The only reality is the divine mind of God. Everything else is illusion, including mental and physical illnesses. If a person were solidly in touch with the divine mind, illusions would disappear along with the phantoms of disease. This knowledge, she reasoned, could be taught to others and, if correct, should result in miraculous healings. It worked. At least, that's what the true believers who began flocking around her said. In one short period of time, she resurrected a dead four year old who apparently really believed he was dead, healed an old man suffering from intestinal blockage and, to the utter disbelief of crisis intervention personnel everywhere, healed the mind of a madman who had broken into her house and was about to brain her with a wooden chair.

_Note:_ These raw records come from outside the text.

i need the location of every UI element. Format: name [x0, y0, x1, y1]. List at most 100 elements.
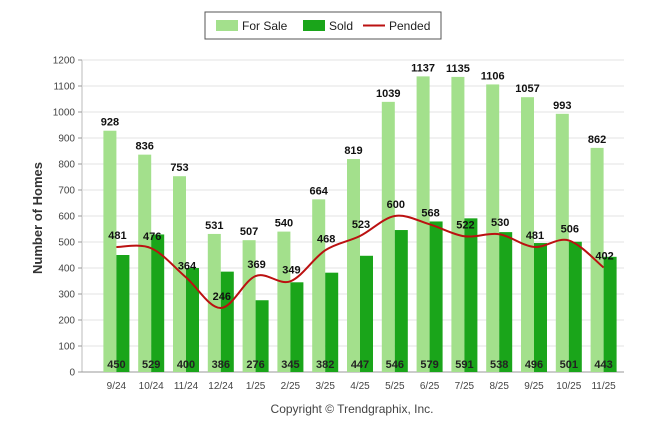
- data-label-sold: 443: [594, 359, 612, 371]
- x-tick-label: 9/24: [107, 381, 127, 392]
- copyright: Copyright © Trendgraphix, Inc.: [271, 402, 434, 416]
- x-tick-label: 11/24: [174, 381, 199, 392]
- legend-swatch-sold: [303, 20, 325, 31]
- data-label-for-sale: 540: [275, 218, 293, 230]
- bar-for-sale: [521, 97, 534, 373]
- data-label-sold: 345: [281, 359, 299, 371]
- bar-for-sale: [555, 113, 569, 372]
- y-tick-label: 1000: [53, 108, 76, 119]
- bar-for-sale: [242, 240, 256, 372]
- y-tick-label: 700: [58, 186, 75, 197]
- data-label-pended: 369: [247, 259, 265, 271]
- data-label-pended: 402: [595, 250, 613, 262]
- y-tick-label: 900: [58, 134, 75, 145]
- data-label-sold: 276: [246, 359, 264, 371]
- bar-for-sale: [347, 159, 360, 372]
- bar-for-sale: [590, 147, 604, 372]
- data-label-sold: 447: [351, 359, 369, 371]
- data-label-pended: 523: [352, 219, 370, 231]
- data-label-sold: 400: [177, 359, 195, 371]
- data-label-pended: 522: [456, 219, 474, 231]
- bar-for-sale: [138, 154, 152, 372]
- x-tick-label: 7/25: [455, 381, 475, 392]
- data-label-pended: 568: [421, 207, 439, 219]
- bar-sold: [429, 221, 443, 372]
- bar-sold: [499, 232, 513, 372]
- data-label-pended: 506: [561, 223, 579, 235]
- bar-for-sale: [381, 101, 395, 373]
- data-label-sold: 591: [455, 359, 473, 371]
- y-tick-label: 400: [58, 264, 75, 275]
- data-label-pended: 530: [491, 217, 509, 229]
- data-label-sold: 501: [560, 359, 578, 371]
- data-label-pended: 246: [213, 291, 231, 303]
- bar-sold: [255, 300, 269, 372]
- bar-sold: [151, 234, 165, 372]
- data-labels: 928 450 836 529 753 400 531 386 507 276 540 345 664 3…: [101, 62, 614, 371]
- data-label-for-sale: 1135: [446, 63, 470, 75]
- bar-for-sale: [416, 76, 430, 372]
- bar-sold: [603, 256, 617, 372]
- bars: [103, 76, 617, 373]
- bar-for-sale: [486, 84, 500, 372]
- x-tick-label: 10/24: [139, 381, 164, 392]
- y-tick-label: 100: [58, 342, 75, 353]
- y-tick-label: 800: [58, 160, 75, 171]
- x-tick-label: 3/25: [315, 381, 335, 392]
- bar-sold: [394, 230, 408, 372]
- data-label-sold: 386: [212, 359, 230, 371]
- data-label-pended: 349: [282, 264, 300, 276]
- x-tick-label: 11/25: [591, 381, 616, 392]
- bar-sold: [186, 268, 199, 372]
- y-axis-label: Number of Homes: [30, 162, 45, 274]
- y-tick-label: 600: [58, 212, 75, 223]
- y-tick-label: 1100: [53, 82, 75, 93]
- legend-label-sold: Sold: [329, 19, 353, 33]
- bar-for-sale: [451, 76, 465, 373]
- bar-sold: [568, 241, 582, 372]
- y-tick-label: 500: [58, 238, 75, 249]
- data-label-sold: 382: [316, 359, 334, 371]
- data-label-pended: 481: [108, 230, 126, 242]
- pended-line-group: [116, 214, 605, 310]
- x-tick-label: 10/25: [556, 381, 581, 392]
- x-tick-label: 12/24: [208, 381, 233, 392]
- axis-ticks: 0 100 200 300 400 500 600 700 800 900 1000 1100 1200…: [53, 56, 616, 393]
- bar-for-sale: [312, 199, 326, 372]
- data-label-for-sale: 664: [310, 185, 329, 197]
- data-label-for-sale: 1057: [515, 83, 539, 95]
- data-label-pended: 476: [143, 231, 161, 243]
- x-tick-label: 5/25: [385, 381, 405, 392]
- bar-for-sale: [277, 231, 291, 372]
- y-tick-label: 0: [69, 368, 75, 379]
- x-tick-label: 6/25: [420, 381, 440, 392]
- bar-sold: [360, 255, 373, 372]
- data-label-for-sale: 1039: [376, 88, 400, 100]
- data-label-for-sale: 507: [240, 226, 258, 238]
- x-tick-label: 2/25: [281, 381, 301, 392]
- bar-sold: [534, 243, 547, 372]
- y-tick-label: 200: [58, 316, 75, 327]
- data-label-for-sale: 753: [170, 162, 188, 174]
- bar-sold: [290, 282, 304, 372]
- bar-for-sale: [207, 233, 221, 372]
- data-label-for-sale: 531: [205, 220, 223, 232]
- y-tick-label: 1200: [53, 56, 76, 67]
- legend-label-pended: Pended: [389, 19, 430, 33]
- data-label-for-sale: 1106: [481, 70, 505, 82]
- bar-sold: [325, 272, 339, 372]
- data-label-for-sale: 928: [101, 117, 119, 129]
- data-label-pended: 468: [317, 233, 335, 245]
- data-label-pended: 481: [526, 230, 544, 242]
- bar-sold: [220, 271, 234, 372]
- bar-sold: [464, 218, 478, 372]
- data-label-pended: 600: [387, 199, 405, 211]
- bar-for-sale: [173, 176, 186, 372]
- legend-swatch-for-sale: [216, 20, 238, 31]
- data-label-sold: 538: [490, 359, 508, 371]
- legend-label-for-sale: For Sale: [242, 19, 288, 33]
- x-tick-label: 8/25: [489, 381, 509, 392]
- x-tick-label: 4/25: [350, 381, 370, 392]
- data-label-pended: 364: [178, 260, 197, 272]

And the healing frenzy went on. No disease presented too great a challenge to those who saw clearly. T. B. fled at the sound of her footsteps, arthritis made for the nearest exit, while social diseases hauled ass at the merest mention of her name. No malady could stand before the logic of the Lord, as embodied by this woman.
She started a school for those who wished to emulate her and married one of her graduate students, Asa Eddy, and, as Mary Baker Eddy, began to publish the first of many pamphlets and articles dealing with the Christian Science of Health.
In the beginning, she vainly imagined that her discoveries would be eagerly accepted by traditional churches of the day, but it was not to be. Quite uncharitably, her works were viewed by the conventional clergy as misguided at best and heresy at worst, so she started her own church.
The Christian Science Association was established in 1876 and finally incorporated as a church in 1890. Their beliefs in many areas of doctrine bear witness to their Protestant roots, but they depart from the norm in significant areas of their theology. They hypothesize that all matter is illusion, that physical illness is a misperception of reality which can be corrected by spiritual enlightenment. They have no professional priesthood as such and they enjoin one to prove these precepts beyond all doubt rather than merely accepting them, for they maintain that a blind belief, masquerading as faith, will be destroyed by the potent illusion of existence.